By MICHAEL GUERIN
Joseph Douglas nearly missed the winning ride in Royal Ways' $100,000 Great Northern Steeplechase at Ellerslie yesterday - and he can't tell you why.
Douglas dropped the bombshell after his victory that he had been one conversation away from giving up riding only a few months ago.
"I don't know what went wrong, I just lost interest in horses," Douglas said quietly as he received universal congratulations.
The 23-year-old did not seem as excited as those around him, as excited as he should be.
He said the wheels fell off his motivation after he left his job in the stable of Cambridge trainer Don Sellwood in late December.
"I freelanced for a while and was about to give it up to go into the building trade. I thought about where I'd be 15 years down the track and thought I might be able to build a house for myself and settle down," he said.
The prospect of riding Royal Ways to his second Great Northern victory would be motivation enough for any jumps jockey through the summer, but Douglas said opportunities, or the lack of them, were not behind his nearly giving racing away.
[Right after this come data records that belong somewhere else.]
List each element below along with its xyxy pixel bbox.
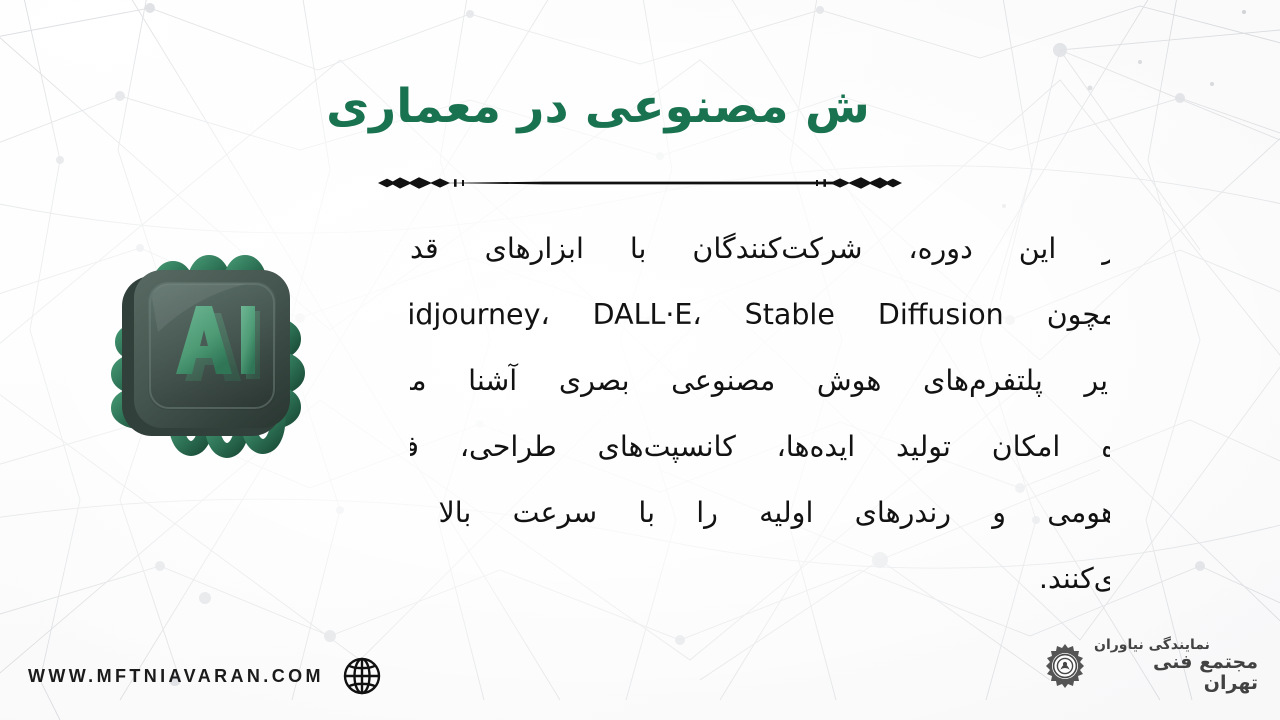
gear-emblem-icon [1042, 643, 1088, 689]
body-line: ایر پلتفرم‌های هوش مصنوعی بصری آشنا می‌ش… [410, 348, 1110, 414]
slide-root: ش مصنوعی در معماری [0, 0, 1280, 720]
body-line: ه امکان تولید ایده‌ها، کانسپت‌های طراحی،… [410, 414, 1110, 480]
website-url-text: WWW.MFTNIAVARAN.COM [28, 666, 324, 687]
brand-name-label: مجتمع فنی تهران [1094, 652, 1258, 694]
title-container: ش مصنوعی در معماری [0, 78, 1280, 137]
body-text-clip: ر این دوره، شرکت‌کنندگان با ابزارهای قدر… [410, 216, 1110, 608]
body-line: مچون Midjourney، DALL·E، Stable Diffusio… [410, 282, 1110, 348]
ornamental-divider-icon [378, 170, 902, 196]
globe-icon [342, 656, 382, 696]
body-line: ر این دوره، شرکت‌کنندگان با ابزارهای قدر… [410, 216, 1110, 282]
ai-chip-icon [96, 236, 318, 474]
page-title: ش مصنوعی در معماری [326, 78, 870, 137]
body-line: ی‌کنند. [410, 546, 1110, 608]
body-paragraph: ر این دوره، شرکت‌کنندگان با ابزارهای قدر… [410, 216, 1110, 608]
brand-text-block: نمایندگی نیاوران مجتمع فنی تهران [1094, 638, 1258, 694]
brand-logo: نمایندگی نیاوران مجتمع فنی تهران [1042, 624, 1258, 708]
body-line: هومی و رندرهای اولیه را با سرعت بالا فرا… [410, 480, 1110, 546]
footer-website[interactable]: WWW.MFTNIAVARAN.COM [28, 656, 382, 696]
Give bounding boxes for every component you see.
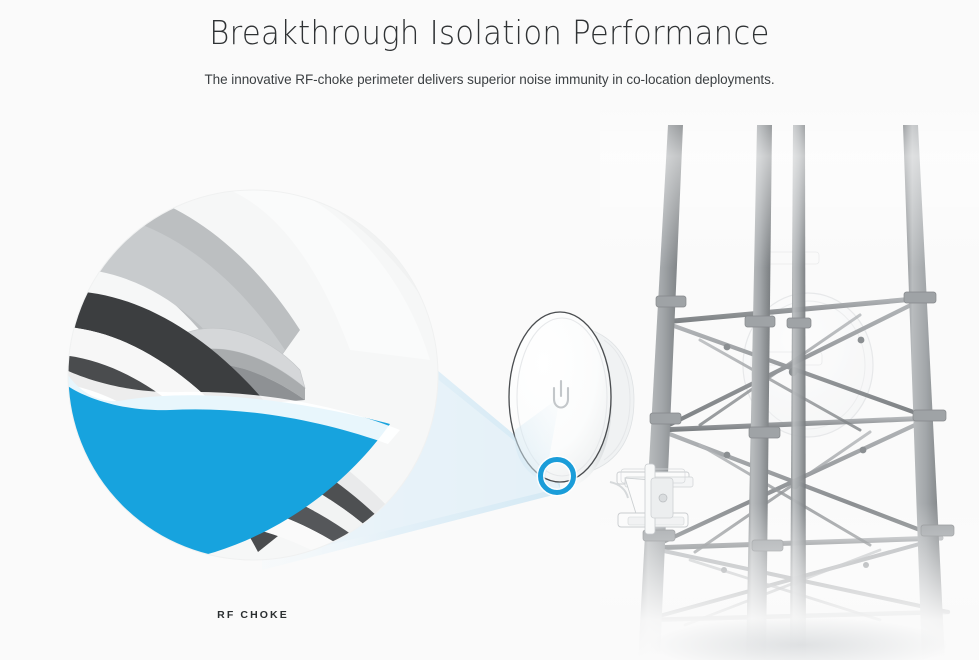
bracket-pivot-bolt <box>659 494 667 502</box>
header: Breakthrough Isolation Performance The i… <box>0 0 979 100</box>
illustration-stage <box>0 100 979 660</box>
lattice-tower <box>600 100 979 660</box>
magnifier-content <box>14 155 470 660</box>
page-subtitle: The innovative RF-choke perimeter delive… <box>0 49 979 87</box>
hero-illustration-page: Breakthrough Isolation Performance The i… <box>0 0 979 660</box>
rf-choke-magnifier[interactable] <box>14 155 470 660</box>
illustration-svg <box>0 100 979 660</box>
page-title: Breakthrough Isolation Performance <box>34 0 944 49</box>
rf-choke-caption: RF CHOKE <box>68 609 438 621</box>
tower-fade-overlay <box>600 100 979 660</box>
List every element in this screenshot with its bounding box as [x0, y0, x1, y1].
"I don't know what it was," he said.
His mentor is former prominent jumps jockey Graeme Lord.
"Graeme has really rallied around me, geeing me up. He convinced me I shouldn't give it away."
Lord was solidly in Douglas' ear with motivational encouragement immediately after the race. "I'm really fired up about racing again now, " Douglas said.
Cambridge trainers Chris and Colleen Wood have also helped.
"I ride work for their stable and they have been great to me."
Royal Ways was a raging favourite and Douglas rode him beautifully, tucking him behind the leaders almost from the start.
If you had a tip 1600m out, it would have been that Royal Ways would run away with the race, but he had to work hard for his money, his winning margin over the 1998 winner, Our Jonty, being only one-and-a-quarter-lengths.
Royal Ways had four lengths over Our Jonty at the last fence and Douglas said he knew the other horse was closing.
"I had a couple of peeks. He was closing the gap, but I knew the winning post would come up too soon for the other horse."